Elle haletait, une main crispée sur sa béquille brisée. L’autre béquille gisait un mètre plus loin, sous les étals. Son cabas déchiré avait craché un vieux portefeuille vide, un chapelet de buis, une carte Vitale maculée. Ses doigts tremblaient. Son chignon gris, à moitié défait, laissait pendre une mèche mouillée de sueur.
— Tu vois ce qui arrive quand on vole ? a lancé la propriétaire de la parfumerie, les bras croisés sur son chemisier de soie. Je t’avais prévenue.
La commerçante, une quinquagénaire aux ongles rouge sang qu’on appelait madame Ferrier, dominait la scène avec une moue de dégoût. Un petit flacon de verre taillé roulait par terre entre les clémentines, intact. La vieille femme secouait la tête en silence, incapable de se relever. Sa hanche droite formait un angle qui donnait la nausée rien qu’à regarder.

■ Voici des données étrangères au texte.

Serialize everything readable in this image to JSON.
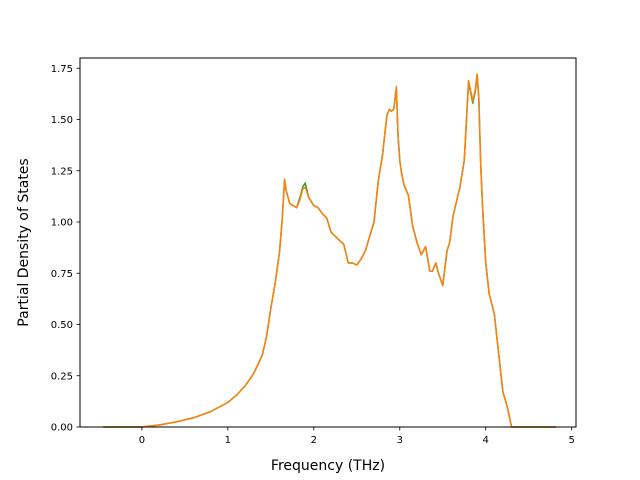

Dans le cercle des badauds, les gens filmaient. Une ado murmurait à sa copine : « Appelle les flics. » Une autre voix, plus aiguë : « Elle est tombée toute seule, j’ai tout vu. » Aucun bras tendu. Même les odeurs de lavande et de socca devenaient irrespirables.
C’est à ce moment-là qu’une ombre massive a traversé l’attroupement. Un motard en blouson de cuir noir usé aux coudes, barbe de trois jours grisonnante, casque intégral sous le bras, poussait doucement les épaules des curieux avec ses gants renforcés. Il marchait sans regarder personne, le souffle mesuré. Le bruit de ses bottes cloutées a crevé le brouhaha, métronome lent sur les pavés inégaux. Il s’est arrêté près de la béquille tombée, l’a ramassée, a épousseté la poussière avec un soin presque rituel, puis s’est accroupi à côté de la femme et a calé la béquille cassée contre son flanc pour qu’elle puisse au moins s’appuyer.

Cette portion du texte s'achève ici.